Experiments and Results
The effectiveness of the self-detection approach was validated through experiments on multiple datasets and LLMs, including factoid question answering, arithmetic reasoning, and commonsense reasoning. The self-detection method surpasses existing techniques like TokenProbs and SelfCheckGPT in precision-recall metrics (Figure 3).

Figure 3: The PR AUC when combining our method and previous proposed TokenProbs (T), Perplexity (P), ConsistAnswers (C), and SelfCheckGPT (S).
Implications and Future Work
The study illustrates that current LLMs exhibit specific vulnerabilities in knowledge representation, particularly concerning less popular, abstract, or atypical concepts. Future research could integrate external verification systems or develop hybrid detection models that utilize both internal and external knowledge resources to enhance model reliability.
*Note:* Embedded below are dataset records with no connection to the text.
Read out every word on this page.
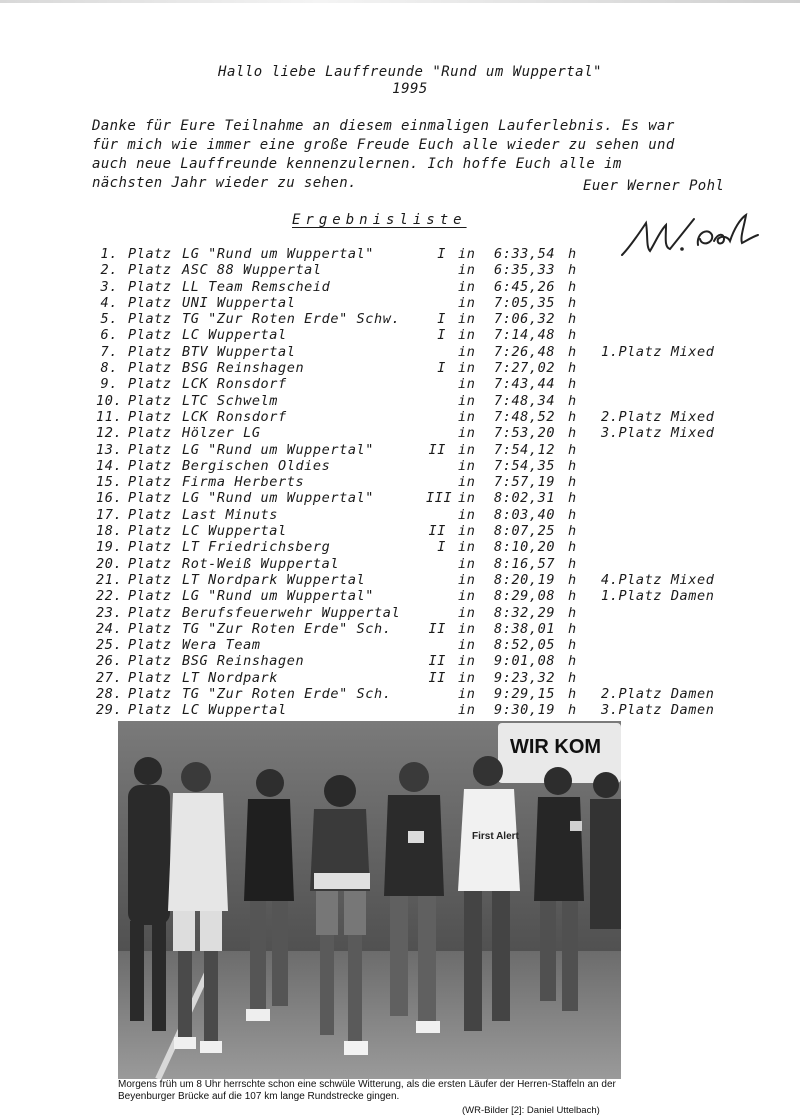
Hallo liebe Lauffreunde "Rund um Wuppertal"
1995
Danke für Eure Teilnahme an diesem einmaligen Lauferlebnis. Es war
für mich wie immer eine große Freude Euch alle wieder zu sehen und
auch neue Lauffreunde kennenzulernen. Ich hoffe Euch alle im
nächsten Jahr wieder zu sehen.	Euer Werner Pohl
Ergebnisliste
1. Platz LG "Rund um Wuppertal"	I in 6:33,54 h
2. Platz ASC 88 Wuppertal	in 6:35,33 h
3. Platz LL Team Remscheid	in 6:45,26 h
4. Platz UNI Wuppertal	in 7:05,35 h
5. Platz TG "Zur Roten Erde" Schw.	I in 7:06,32 h
6. Platz LC Wuppertal	I in 7:14,48 h
7. Platz BTV Wuppertal	in 7:26,48 h 1.Platz Mixed
8. Platz BSG Reinshagen	I in 7:27,02 h
9. Platz LCK Ronsdorf	in 7:43,44 h
10. Platz LTC Schwelm	in 7:48,34 h
11. Platz LCK Ronsdorf	in 7:48,52 h 2.Platz Mixed
12. Platz Hölzer LG	in 7:53,20 h 3.Platz Mixed
13. Platz LG "Rund um Wuppertal"	II in 7:54,12 h
14. Platz Bergischen Oldies	in 7:54,35 h
15. Platz Firma Herberts	in 7:57,19 h
16. Platz LG "Rund um Wuppertal"	III in 8:02,31 h
17. Platz Last Minuts	in 8:03,40 h
18. Platz LC Wuppertal	II in 8:07,25 h
19. Platz LT Friedrichsberg	I in 8:10,20 h
20. Platz Rot-Weiß Wuppertal	in 8:16,57 h
21. Platz LT Nordpark Wuppertal	in 8:20,19 h 4.Platz Mixed
22. Platz LG "Rund um Wuppertal"	in 8:29,08 h 1.Platz Damen
23. Platz Berufsfeuerwehr Wuppertal	in 8:32,29 h
24. Platz TG "Zur Roten Erde" Sch.	II in 8:38,01 h
25. Platz Wera Team	in 8:52,05 h
26. Platz BSG Reinshagen	II in 9:01,08 h
27. Platz LT Nordpark	II in 9:23,32 h
28. Platz TG "Zur Roten Erde" Sch.	in 9:29,15 h 2.Platz Damen
29. Platz LC Wuppertal	in 9:30,19 h 3.Platz Damen
WIR KOM
First Alert
Morgens früh um 8 Uhr herrschte schon eine schwüle Witterung, als die ersten Läufer der Herren-Staffeln an der Beyenburger Brücke auf die 107 km lange Rundstrecke gingen.
(WR-Bilder [2]: Daniel Uttelbach)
Figure 4: The performance of different numbers of diversified questions for the self-detection.
Conclusion
The self-detection method put forth in this paper provides a robust, adaptable strategy for identifying LLMs' unknowns, enhancing their reliability across diverse tasks. By addressing both behavioral divergence and input atypicality, this approach offers quantifiable insights into a model's uncertainties, paving the way for more transparent and dependable AI systems. Future enhancements will need to tackle eloquent question representation and assess broader real-world applications.